Tradução livre: Aristóteles estabeleceu assim, sua doutrina do universal e do acidental. Neste último, não há ciência, mas em toda epistemologia do Filósofo, reina, no entanto, uma espécie de nostalgia do individual. Callias, para a Ciência, é apenas um homem; mas é a ele, no entanto, que devemos nos reportar, e um dos movimentos profundos do pensamento aristotélico nos conduz a um tipo supremo de ser, definido, por sua vez, como universal e como indivíduo singular pela teologia física do primeiro motor. Conciliação muito claramente ineficaz. A recente ciência moderna, que desejará decifrar a natureza como um livro cujos caracteres são os símbolos matemáticos deverá renunciar radicalmente à compreensão do individual; mais aristotélica que o próprio Aristóteles, ela será ciência do universal e do universal somente. A teoria das probabilidades reintroduz de certa
forma, o desviante, mas somente enquanto representativo de uma classe, e não como individual.
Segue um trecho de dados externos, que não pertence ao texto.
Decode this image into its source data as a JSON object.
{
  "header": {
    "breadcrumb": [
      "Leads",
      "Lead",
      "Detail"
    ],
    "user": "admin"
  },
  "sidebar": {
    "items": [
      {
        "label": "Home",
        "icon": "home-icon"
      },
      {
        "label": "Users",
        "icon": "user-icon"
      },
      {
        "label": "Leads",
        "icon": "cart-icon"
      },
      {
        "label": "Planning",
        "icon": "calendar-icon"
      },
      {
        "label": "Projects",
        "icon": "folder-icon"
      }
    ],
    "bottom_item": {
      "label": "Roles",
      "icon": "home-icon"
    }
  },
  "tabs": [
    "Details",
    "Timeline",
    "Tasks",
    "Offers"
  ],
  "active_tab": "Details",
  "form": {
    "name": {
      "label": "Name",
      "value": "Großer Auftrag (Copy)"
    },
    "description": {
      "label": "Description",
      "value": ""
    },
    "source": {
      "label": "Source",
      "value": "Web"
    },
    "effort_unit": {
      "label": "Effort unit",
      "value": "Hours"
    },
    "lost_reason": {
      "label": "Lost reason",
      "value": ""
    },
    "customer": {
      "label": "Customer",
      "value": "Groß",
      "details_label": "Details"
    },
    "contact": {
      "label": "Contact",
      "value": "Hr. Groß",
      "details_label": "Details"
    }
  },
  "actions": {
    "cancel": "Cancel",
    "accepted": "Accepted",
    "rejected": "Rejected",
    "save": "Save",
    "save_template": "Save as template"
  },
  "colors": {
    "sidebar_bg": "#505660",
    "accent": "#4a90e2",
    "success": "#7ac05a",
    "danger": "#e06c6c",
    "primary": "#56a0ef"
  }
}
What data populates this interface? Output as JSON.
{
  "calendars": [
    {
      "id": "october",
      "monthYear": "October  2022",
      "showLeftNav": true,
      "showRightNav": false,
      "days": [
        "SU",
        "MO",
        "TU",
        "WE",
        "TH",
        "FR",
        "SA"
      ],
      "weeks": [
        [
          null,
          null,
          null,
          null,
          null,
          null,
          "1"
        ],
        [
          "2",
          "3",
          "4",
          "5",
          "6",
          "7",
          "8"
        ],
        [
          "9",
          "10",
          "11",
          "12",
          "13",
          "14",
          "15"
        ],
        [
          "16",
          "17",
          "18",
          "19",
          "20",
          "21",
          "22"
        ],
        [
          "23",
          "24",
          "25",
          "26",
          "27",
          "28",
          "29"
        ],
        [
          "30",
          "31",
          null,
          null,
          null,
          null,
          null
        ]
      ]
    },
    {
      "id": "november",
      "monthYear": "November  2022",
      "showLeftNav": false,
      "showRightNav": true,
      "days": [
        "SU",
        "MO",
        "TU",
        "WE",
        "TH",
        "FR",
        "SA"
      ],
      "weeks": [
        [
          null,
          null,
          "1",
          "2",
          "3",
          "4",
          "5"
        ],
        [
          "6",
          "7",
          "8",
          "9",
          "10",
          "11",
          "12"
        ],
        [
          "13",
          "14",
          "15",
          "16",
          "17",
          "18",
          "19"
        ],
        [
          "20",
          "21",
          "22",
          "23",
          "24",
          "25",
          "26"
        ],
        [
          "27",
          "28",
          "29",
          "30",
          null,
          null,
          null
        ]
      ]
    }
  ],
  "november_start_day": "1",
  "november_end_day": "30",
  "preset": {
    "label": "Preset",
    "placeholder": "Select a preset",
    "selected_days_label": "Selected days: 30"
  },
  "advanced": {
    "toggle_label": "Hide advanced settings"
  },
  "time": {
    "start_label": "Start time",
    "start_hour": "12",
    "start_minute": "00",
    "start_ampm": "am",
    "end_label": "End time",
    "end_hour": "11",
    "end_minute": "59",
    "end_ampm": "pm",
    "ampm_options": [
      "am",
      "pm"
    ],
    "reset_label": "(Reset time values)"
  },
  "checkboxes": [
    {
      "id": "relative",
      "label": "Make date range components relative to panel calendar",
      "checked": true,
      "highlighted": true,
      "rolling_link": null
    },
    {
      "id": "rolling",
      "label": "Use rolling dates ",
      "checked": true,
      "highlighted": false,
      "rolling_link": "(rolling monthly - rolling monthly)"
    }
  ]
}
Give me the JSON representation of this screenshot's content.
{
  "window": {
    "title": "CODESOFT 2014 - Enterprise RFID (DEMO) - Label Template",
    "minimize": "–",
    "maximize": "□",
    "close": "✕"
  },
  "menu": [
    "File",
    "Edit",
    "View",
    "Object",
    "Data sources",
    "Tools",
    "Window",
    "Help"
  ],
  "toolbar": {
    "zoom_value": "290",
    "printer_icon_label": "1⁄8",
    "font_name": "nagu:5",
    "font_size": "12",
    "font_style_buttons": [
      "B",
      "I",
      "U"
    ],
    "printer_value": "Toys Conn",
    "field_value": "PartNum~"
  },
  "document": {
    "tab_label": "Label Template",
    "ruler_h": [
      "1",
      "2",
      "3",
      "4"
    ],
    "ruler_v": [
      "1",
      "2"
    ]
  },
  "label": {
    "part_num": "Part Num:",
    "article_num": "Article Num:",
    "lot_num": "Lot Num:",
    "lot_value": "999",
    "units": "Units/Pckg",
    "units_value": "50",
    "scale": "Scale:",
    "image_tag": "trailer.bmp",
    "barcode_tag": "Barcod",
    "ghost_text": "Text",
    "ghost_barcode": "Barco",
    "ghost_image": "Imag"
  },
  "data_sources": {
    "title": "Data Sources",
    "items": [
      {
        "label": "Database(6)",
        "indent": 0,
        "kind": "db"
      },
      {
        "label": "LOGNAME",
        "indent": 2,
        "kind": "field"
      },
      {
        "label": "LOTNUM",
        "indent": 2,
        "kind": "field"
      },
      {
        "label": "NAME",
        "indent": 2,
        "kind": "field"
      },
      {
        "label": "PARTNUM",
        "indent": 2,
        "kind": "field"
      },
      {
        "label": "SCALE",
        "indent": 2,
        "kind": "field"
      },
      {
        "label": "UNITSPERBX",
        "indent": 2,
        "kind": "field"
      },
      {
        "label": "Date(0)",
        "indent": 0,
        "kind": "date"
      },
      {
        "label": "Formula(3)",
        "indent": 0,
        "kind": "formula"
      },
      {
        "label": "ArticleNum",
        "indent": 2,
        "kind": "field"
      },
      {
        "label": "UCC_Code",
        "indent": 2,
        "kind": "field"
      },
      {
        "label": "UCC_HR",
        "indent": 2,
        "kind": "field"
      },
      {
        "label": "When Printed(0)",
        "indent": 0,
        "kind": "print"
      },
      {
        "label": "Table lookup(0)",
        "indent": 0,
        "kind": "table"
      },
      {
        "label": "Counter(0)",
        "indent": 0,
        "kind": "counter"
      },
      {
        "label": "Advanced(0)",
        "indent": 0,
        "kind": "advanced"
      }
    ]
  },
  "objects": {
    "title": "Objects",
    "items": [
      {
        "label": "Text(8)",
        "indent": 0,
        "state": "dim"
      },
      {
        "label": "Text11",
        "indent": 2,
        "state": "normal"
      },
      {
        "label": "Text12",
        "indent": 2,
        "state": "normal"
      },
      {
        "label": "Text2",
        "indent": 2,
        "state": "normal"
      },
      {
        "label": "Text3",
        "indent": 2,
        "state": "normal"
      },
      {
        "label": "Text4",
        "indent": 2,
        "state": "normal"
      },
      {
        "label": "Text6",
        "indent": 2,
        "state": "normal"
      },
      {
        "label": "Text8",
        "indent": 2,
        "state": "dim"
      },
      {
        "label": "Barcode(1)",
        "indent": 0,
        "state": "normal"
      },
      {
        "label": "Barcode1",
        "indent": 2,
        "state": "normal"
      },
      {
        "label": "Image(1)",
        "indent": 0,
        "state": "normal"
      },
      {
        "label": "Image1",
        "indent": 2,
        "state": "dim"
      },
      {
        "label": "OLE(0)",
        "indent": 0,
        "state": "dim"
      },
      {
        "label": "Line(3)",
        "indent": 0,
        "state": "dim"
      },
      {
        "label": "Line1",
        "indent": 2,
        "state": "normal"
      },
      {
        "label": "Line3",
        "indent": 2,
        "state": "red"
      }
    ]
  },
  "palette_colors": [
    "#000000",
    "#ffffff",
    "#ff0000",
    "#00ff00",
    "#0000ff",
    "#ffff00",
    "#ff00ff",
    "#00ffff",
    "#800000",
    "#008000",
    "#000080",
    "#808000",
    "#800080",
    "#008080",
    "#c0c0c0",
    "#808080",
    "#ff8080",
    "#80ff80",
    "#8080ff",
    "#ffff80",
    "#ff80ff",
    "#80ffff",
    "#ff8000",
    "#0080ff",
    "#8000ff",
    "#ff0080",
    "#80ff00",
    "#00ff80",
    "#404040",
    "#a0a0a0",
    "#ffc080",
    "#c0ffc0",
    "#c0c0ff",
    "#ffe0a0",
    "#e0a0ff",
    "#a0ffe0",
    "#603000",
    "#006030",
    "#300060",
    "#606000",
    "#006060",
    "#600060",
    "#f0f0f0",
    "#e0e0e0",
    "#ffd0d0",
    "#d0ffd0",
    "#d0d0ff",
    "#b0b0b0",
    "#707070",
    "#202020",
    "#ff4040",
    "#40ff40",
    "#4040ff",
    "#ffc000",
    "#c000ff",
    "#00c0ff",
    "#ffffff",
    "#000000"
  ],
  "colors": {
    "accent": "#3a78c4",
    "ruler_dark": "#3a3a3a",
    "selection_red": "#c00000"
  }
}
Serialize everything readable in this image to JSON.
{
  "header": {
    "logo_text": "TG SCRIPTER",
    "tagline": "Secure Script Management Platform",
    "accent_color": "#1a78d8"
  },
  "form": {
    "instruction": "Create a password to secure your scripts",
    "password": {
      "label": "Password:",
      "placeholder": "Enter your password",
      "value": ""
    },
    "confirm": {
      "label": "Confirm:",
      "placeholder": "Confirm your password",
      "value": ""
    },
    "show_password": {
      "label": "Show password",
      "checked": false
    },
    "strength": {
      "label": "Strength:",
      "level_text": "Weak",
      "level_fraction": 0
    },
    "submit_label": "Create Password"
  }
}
Na Medicina Legal Doutrinária, no dizer de Genival Veloso de França (2008), “área de ação de alguns”, há necessidade de se estabelecer, qual ou quais elementos têm características individuais e quais têm aquelas dos universais, e nesse caso, concorda-se com Granger (1960: 199), quando diz “Toute pratique s’exerce au contact de l’individuel”. A prática médico-legal é apanágio do individual, contudo, nesta atividade, o legista pode encontrar “fenômeno”, que altere conceitos, ou obrigue revisão de posições doutrinárias. No entanto, quando se abordam as questões de doutrina, estar-se-ia diante do universal,
necessariamente. A dicotomia “universal versus acidental”, do pensar aristotélico, é vivenciada pelo médico legista no seu cotidiano. Complicada, muitas vezes, pelo “talvez” ou pelo “pode ser”, ou seja, pelo condicional, pelo circunstancial, pelos motivos de “força maior” (acidentais), universo este, onde pululam as dúvidas e não as certezas. Certeza esta, entendida como manifestação positiva sem o receio do erro. As certezas não são tão freqüentes como se deseja nos ambientes científicos, antes, as ciências se movem mais nas perguntas do que nas respostas. O entendimento do individual no âmbito da ciência está restrito aos domínios da aplicação de conceitos científicos, justamente, o território de atuação do legista. Ao se pensar sobre a aplicação de conhecimentos científicos, na atuação do médico legista, deve-se ter em conta certo automatismo, presente no agir do referido técnico. Automatismo este advindo da formação profissional de cada um, tendo como base a Medicina Clínica, a Biologia e ciências afins. Tudo isto, alimentado pela práxis definida na semiologia médica, porém em direção à
poiesis, (a práxis é atividade que tem alvo em si mesmo, a poiesis tem por objetivo provocar a
existência de algo diverso da própria atividade), anexando-se ainda os fundamentos da legislação, do Direito. O campo de atuação da prática pericial é o individuo. Portanto, é a mesma visão que Aristóteles tem da Medicina no seu tempo, quando diz na Metafísica (A. 981ª. 15):
Ad agere quidem igitur experientia nihil ab arte differre videtur. Sed expertos magis proficere videmus sine experientia rationem habentibus. Causa autem est quia experientia quidem singularium est cognitio: ars vero universalium. Actus et generationes omnes circa singularia sunt. Non enim medicus sanat hominem nisi secundum accidens: sed Calliam, aut Socratem, aut aliquem sic dictorum, cui esse hominem accidit.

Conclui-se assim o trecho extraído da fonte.